CAMPAIGN 2012

Amazon's 'Electoral Heat Map' Brings Books into 2012 Fray

The red team beats the blue team when it comes to buying books sympathetic to its political views.

Updated: August 24, 2012 | 4:45 p.m.
August 24, 2012 | 12:43 p.m.

Screen Capture: Amazon.com

Welcome to a new frontier in American political polarization: book sales. Amazon has launched a new interactive 'Election Heat Map' that uses sales data from the past 30 days to show what people are buying and (presumably) reading around the country, applying the now-familiar red and blue labels to politically oriented books. Amazon plans to update the national map daily.

Overall, the picture is pretty bleak for blue books. Only 43 percent of national book purchases from Amazon have been classified blue, and just four states and the District of Columbia have purchased more blue than red. Earlier on Friday, both Minnesota and Maryland were labeled as neutral, but apparently some eager red-book buyers went ahead and fixed that.

The system isn't a perfect science. A quick glance over Amazon's top 100 best-selling "blue" and "red" books reveals some questionable selections. Robert Caro's multivolume biography of Lyndon Johnson is about a Democrat, but it's so critical of Johnson personally that Democrats might not consider it true blue. David McCullough's Truman is also classified as blue but, like the Caro book, it does not build a case for either party.
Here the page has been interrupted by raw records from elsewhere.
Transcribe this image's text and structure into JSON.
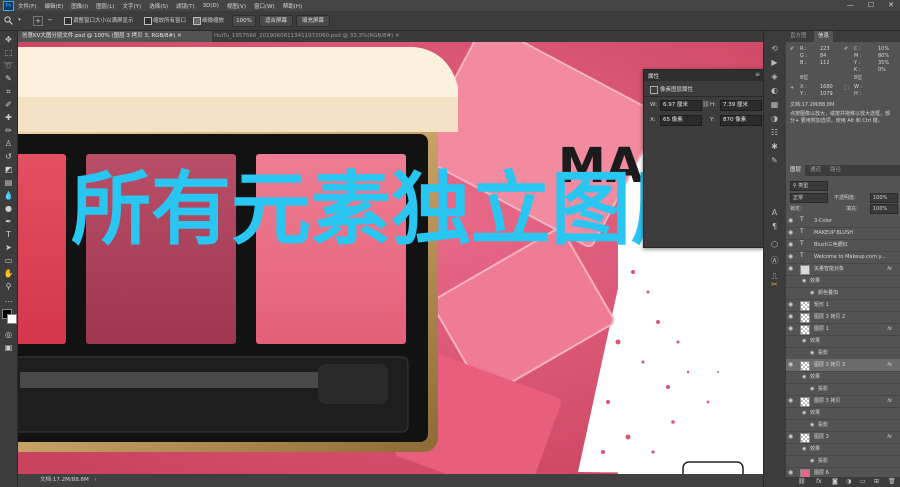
{
  "app": {
    "logo": "Ps",
    "icon_colors": {
      "logo_bg": "#0a3a63",
      "logo_fg": "#31a8ff"
    }
  },
  "menu": [
    "文件(F)",
    "编辑(E)",
    "图像(I)",
    "图层(L)",
    "文字(Y)",
    "选择(S)",
    "滤镜(T)",
    "3D(D)",
    "视图(V)",
    "窗口(W)",
    "帮助(H)"
  ],
  "window_controls": {
    "minimize": "—",
    "maximize": "☐",
    "close": "✕"
  },
  "options": {
    "resize_windows": "调整窗口大小以满屏显示",
    "zoom_all": "缩放所有窗口",
    "scrubby_zoom": "细微缩放",
    "zoom_value": "100%",
    "fit_screen": "适合屏幕",
    "fill_screen": "填充屏幕"
  },
  "tabs": [
    {
      "label": "创意KV大图分层文件.psd @ 100% (图层 3 拷贝 3, RGB/8#) ✕"
    },
    {
      "label": "HuiTu_1957566_20190608113411972060.psd @ 33.3%(RGB/8#) ✕"
    }
  ],
  "canvas": {
    "overlay_text": "所有元素独立图层",
    "overlay_color": "#29c6f2",
    "headline_partial": "MA"
  },
  "status": {
    "text": "文档:17.2M/88.8M",
    "arrow": "›"
  },
  "histogram_panel": {
    "tabs": [
      "直方图",
      "信息"
    ],
    "r_label": "R :",
    "r": "223",
    "g_label": "G :",
    "g": "84",
    "b_label": "B :",
    "b": "112",
    "c_label": "C :",
    "c": "10%",
    "m_label": "M :",
    "m": "80%",
    "y_label": "Y :",
    "y": "35%",
    "k_label": "K :",
    "k": "0%",
    "depth1": "8位",
    "depth2": "8位",
    "x_label": "X :",
    "x": "1680",
    "y2_label": "Y :",
    "y2": "1079",
    "w_label": "W :",
    "h_label": "H :",
    "doc": "文档:17.2M/88.8M",
    "hint": "点按图像以放大，或按并拖移以放大选框，部分+ 要用附加选项，使用 Alt 和 Ctrl 键。"
  },
  "properties": {
    "title": "属性",
    "subtitle": "像素图层属性",
    "w_label": "W:",
    "w": "6.97 厘米",
    "h_label": "H:",
    "h": "7.39 厘米",
    "x_label": "X:",
    "x": "65 像素",
    "y_label": "Y:",
    "y": "870 像素",
    "link_icon": "⛓"
  },
  "layers_panel": {
    "tabs": [
      "图层",
      "通道",
      "路径"
    ],
    "kind": "类型",
    "blend_mode": "正常",
    "opacity_label": "不透明度:",
    "opacity": "100%",
    "lock_label": "锁定:",
    "fill_label": "填充:",
    "fill": "100%",
    "fx": "fx",
    "layers": [
      {
        "name": "3-Color",
        "type": "text"
      },
      {
        "name": "MAKEUP BLUSH",
        "type": "text"
      },
      {
        "name": "Blush三色腮红",
        "type": "text"
      },
      {
        "name": "Welcome to Makeup.com y...",
        "type": "text"
      },
      {
        "name": "矢量智能对象",
        "type": "smart",
        "fx": true
      },
      {
        "name": "效果",
        "type": "effect"
      },
      {
        "name": "颜色叠加",
        "type": "effect-item"
      },
      {
        "name": "矩形 1",
        "type": "shape"
      },
      {
        "name": "图层 3 拷贝 2",
        "type": "pixel"
      },
      {
        "name": "图层 1",
        "type": "pixel",
        "fx": true
      },
      {
        "name": "效果",
        "type": "effect"
      },
      {
        "name": "投影",
        "type": "effect-item"
      },
      {
        "name": "图层 3 拷贝 3",
        "type": "pixel",
        "fx": true,
        "selected": true
      },
      {
        "name": "效果",
        "type": "effect"
      },
      {
        "name": "投影",
        "type": "effect-item"
      },
      {
        "name": "图层 3 拷贝",
        "type": "pixel",
        "fx": true
      },
      {
        "name": "效果",
        "type": "effect"
      },
      {
        "name": "投影",
        "type": "effect-item"
      },
      {
        "name": "图层 3",
        "type": "pixel",
        "fx": true
      },
      {
        "name": "效果",
        "type": "effect"
      },
      {
        "name": "投影",
        "type": "effect-item"
      },
      {
        "name": "图层 6",
        "type": "pixel"
      }
    ]
  }
}
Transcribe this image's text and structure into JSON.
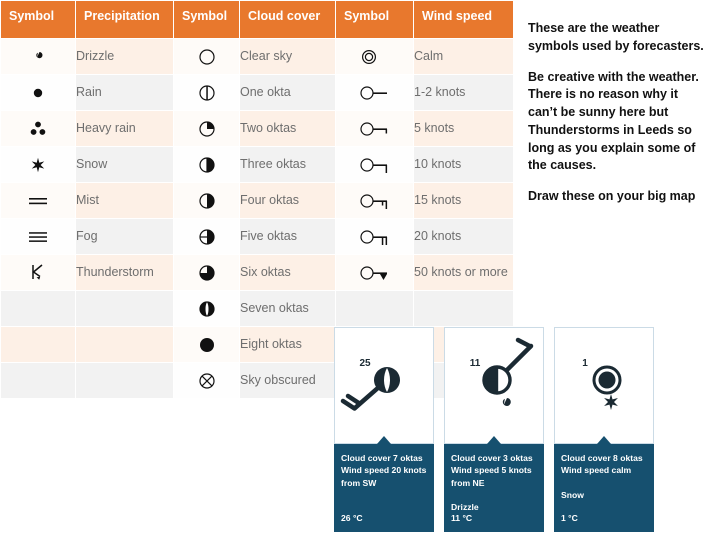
{
  "table": {
    "headers": [
      "Symbol",
      "Precipitation",
      "Symbol",
      "Cloud cover",
      "Symbol",
      "Wind speed"
    ],
    "header_bg": "#e8782d",
    "rows": [
      {
        "precip_symbol": "drizzle-comma",
        "precip": "Drizzle",
        "cloud_symbol": "okta-0",
        "cloud": "Clear sky",
        "wind_symbol": "wind-calm",
        "wind": "Calm"
      },
      {
        "precip_symbol": "rain-dot",
        "precip": "Rain",
        "cloud_symbol": "okta-1",
        "cloud": "One okta",
        "wind_symbol": "wind-1-2",
        "wind": "1-2 knots"
      },
      {
        "precip_symbol": "heavy-rain-3dots",
        "precip": "Heavy rain",
        "cloud_symbol": "okta-2",
        "cloud": "Two oktas",
        "wind_symbol": "wind-5",
        "wind": "5 knots"
      },
      {
        "precip_symbol": "snow-star",
        "precip": "Snow",
        "cloud_symbol": "okta-3",
        "cloud": "Three oktas",
        "wind_symbol": "wind-10",
        "wind": "10 knots"
      },
      {
        "precip_symbol": "mist-2lines",
        "precip": "Mist",
        "cloud_symbol": "okta-4",
        "cloud": "Four oktas",
        "wind_symbol": "wind-15",
        "wind": "15 knots"
      },
      {
        "precip_symbol": "fog-3lines",
        "precip": "Fog",
        "cloud_symbol": "okta-5",
        "cloud": "Five oktas",
        "wind_symbol": "wind-20",
        "wind": "20 knots"
      },
      {
        "precip_symbol": "thunderstorm-k",
        "precip": "Thunderstorm",
        "cloud_symbol": "okta-6",
        "cloud": "Six oktas",
        "wind_symbol": "wind-50",
        "wind": "50 knots or more"
      },
      {
        "precip_symbol": "",
        "precip": "",
        "cloud_symbol": "okta-7",
        "cloud": "Seven oktas",
        "wind_symbol": "",
        "wind": ""
      },
      {
        "precip_symbol": "",
        "precip": "",
        "cloud_symbol": "okta-8",
        "cloud": "Eight oktas",
        "wind_symbol": "",
        "wind": ""
      },
      {
        "precip_symbol": "",
        "precip": "",
        "cloud_symbol": "sky-obscured",
        "cloud": "Sky obscured",
        "wind_symbol": "",
        "wind": ""
      }
    ]
  },
  "notes": {
    "paragraphs": [
      "These are the weather symbols used by forecasters.",
      "Be creative with the weather. There is no reason why it can’t be sunny here but Thunderstorms in Leeds so long as you explain some of the causes.",
      "Draw these on your big map"
    ]
  },
  "cards": [
    {
      "number": "25",
      "cloud_symbol": "okta-7",
      "wind_symbol": "wind-20-from-sw",
      "precip_symbol": "",
      "cloud_line": "Cloud cover 7 oktas",
      "wind_line": "Wind speed 20 knots",
      "wind_line2": "from SW",
      "precip_line": "",
      "temperature": "26 °C"
    },
    {
      "number": "11",
      "cloud_symbol": "okta-3",
      "wind_symbol": "wind-5-from-ne",
      "precip_symbol": "drizzle-comma",
      "cloud_line": "Cloud cover 3 oktas",
      "wind_line": "Wind speed 5 knots",
      "wind_line2": "from NE",
      "precip_line": "Drizzle",
      "temperature": "11 °C"
    },
    {
      "number": "1",
      "cloud_symbol": "okta-8",
      "wind_symbol": "wind-calm",
      "precip_symbol": "snow-star",
      "cloud_line": "Cloud cover 8 oktas",
      "wind_line": "Wind speed calm",
      "wind_line2": "",
      "precip_line": "Snow",
      "temperature": "1 °C"
    }
  ],
  "colors": {
    "header_orange": "#e8782d",
    "row_peach": "#fdf0e6",
    "row_gray": "#f2f2f2",
    "card_blue": "#16506f",
    "text_gray": "#6e6e6e"
  }
}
On the red side, Christopher Hitchens and Yale professor Jacob Hacker, author of a recent economic agenda for liberal groups, look out of place.

But the map is interesting nonetheless, if only in its display of how widely purchased right-leaning books are throughout the country compared with their left-leaning counterparts. As of this writing, Michael Grunwald's The New New Deal is leading Team Blue nationally and Edward Klein's The Amateur is leading Team Red.

The picture is a bit different in Washington, where the top-selling blue book is A Civil Action, Jonathan Harr's 1996 account of an epic legal battle against polluters. On the red side in the nation's capital, perhaps aided by a Paul Ryan bump that Mitt Romney can only hope applies to national politics as well as book sales, Ayn Rand's Atlas Shrugged was in first place until midday. Later it was knocked into second place by Politico's Glenn Thrush and his questionably red new e-book, Obama's Last Stand.